Telegram para Android, versões 10.14.4 e anteriores

Telegram para Android, versão 11.7.4

O problema está relacionado ao tratamento incorreto das extensões de arquivo nos arquivos recebidos, permitindo que um invasor envie aplicativos maliciosos disfarçados de vídeos. Isso pode levar à execução de código arbitrário no dispositivo do usuário. A vulnerabilidade é explorada através da criação de um arquivo HTML especialmente criado que é interpretado erroneamente pelo Telegram como um arquivo de vídeo válido. Quando um usuário tenta reproduzir um desses “vídeos” criados, o Telegram oferece a opção de abrir o arquivo em um aplicativo externo, o que pode levar à instalação de software malicioso. O número estimado de dispositivos potencialmente afetados não foi especificado.

Para as versões 10.14.4 e anteriores, considere desativar o recurso de reprodução de vídeo no Telegram até que uma correção esteja disponível.

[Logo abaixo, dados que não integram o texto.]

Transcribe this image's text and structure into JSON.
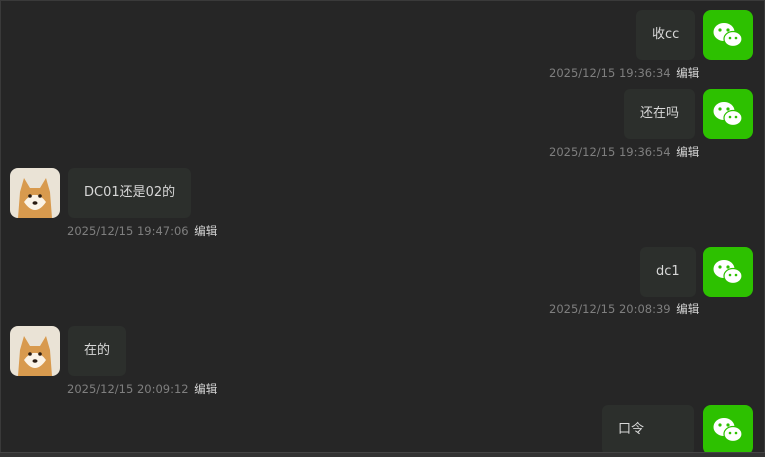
{
  "colors": {
    "background": "#262626",
    "bubble": "#2c2f2c",
    "wechat_green": "#2dc100",
    "timestamp": "#7f7f7f"
  },
  "messages": [
    {
      "side": "right",
      "text": "收cc",
      "time": "2025/12/15 19:36:34",
      "action": "编辑",
      "avatar": "wechat-icon"
    },
    {
      "side": "right",
      "text": "还在吗",
      "time": "2025/12/15 19:36:54",
      "action": "编辑",
      "avatar": "wechat-icon"
    },
    {
      "side": "left",
      "text": "DC01还是02的",
      "time": "2025/12/15 19:47:06",
      "action": "编辑",
      "avatar": "shiba-dog-avatar"
    },
    {
      "side": "right",
      "text": "dc1",
      "time": "2025/12/15 20:08:39",
      "action": "编辑",
      "avatar": "wechat-icon"
    },
    {
      "side": "left",
      "text": "在的",
      "time": "2025/12/15 20:09:12",
      "action": "编辑",
      "avatar": "shiba-dog-avatar"
    },
    {
      "side": "right",
      "text": "口令",
      "time": "",
      "action": "",
      "avatar": "wechat-icon"
    }
  ]
}
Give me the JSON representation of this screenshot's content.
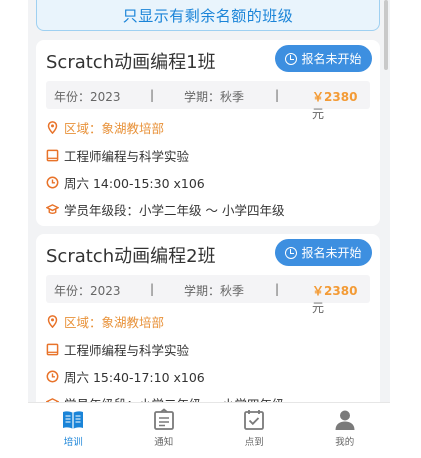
{
  "filter_banner": "只显示有剩余名额的班级",
  "classes": [
    {
      "title": "Scratch动画编程1班",
      "status": "报名未开始",
      "year_label": "年份：2023",
      "sep": "|",
      "term_label": "学期：秋季",
      "price_prefix": "￥",
      "price": "2380",
      "price_unit": "元",
      "region": "区域：象湖教培部",
      "teacher": "工程师编程与科学实验",
      "schedule": "周六 14:00-15:30 x106",
      "grade": "学员年级段：小学二年级 ～ 小学四年级"
    },
    {
      "title": "Scratch动画编程2班",
      "status": "报名未开始",
      "year_label": "年份：2023",
      "sep": "|",
      "term_label": "学期：秋季",
      "price_prefix": "￥",
      "price": "2380",
      "price_unit": "元",
      "region": "区域：象湖教培部",
      "teacher": "工程师编程与科学实验",
      "schedule": "周六 15:40-17:10 x106",
      "grade": "学员年级段：小学二年级 ～ 小学四年级"
    }
  ],
  "tabbar": [
    {
      "label": "培训",
      "icon": "training-book-icon",
      "active": true
    },
    {
      "label": "通知",
      "icon": "notice-icon",
      "active": false
    },
    {
      "label": "点到",
      "icon": "checkin-icon",
      "active": false
    },
    {
      "label": "我的",
      "icon": "profile-icon",
      "active": false
    }
  ],
  "colors": {
    "accent": "#1a84d8",
    "price": "#f39b36",
    "region": "#e8923a",
    "icon_orange": "#e8732a"
  }
}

Para a versão 11.7.4, restrinja o acesso ao módulo de processamento de vídeo para minimizar o risco de exploração.

Como solução temporária, evite usar o aplicativo Telegram para Android até que uma versão corrigida seja lançada.

No momento, não há informações sobre uma versão mais recente que contenha uma correção para essa vulnerabilidade.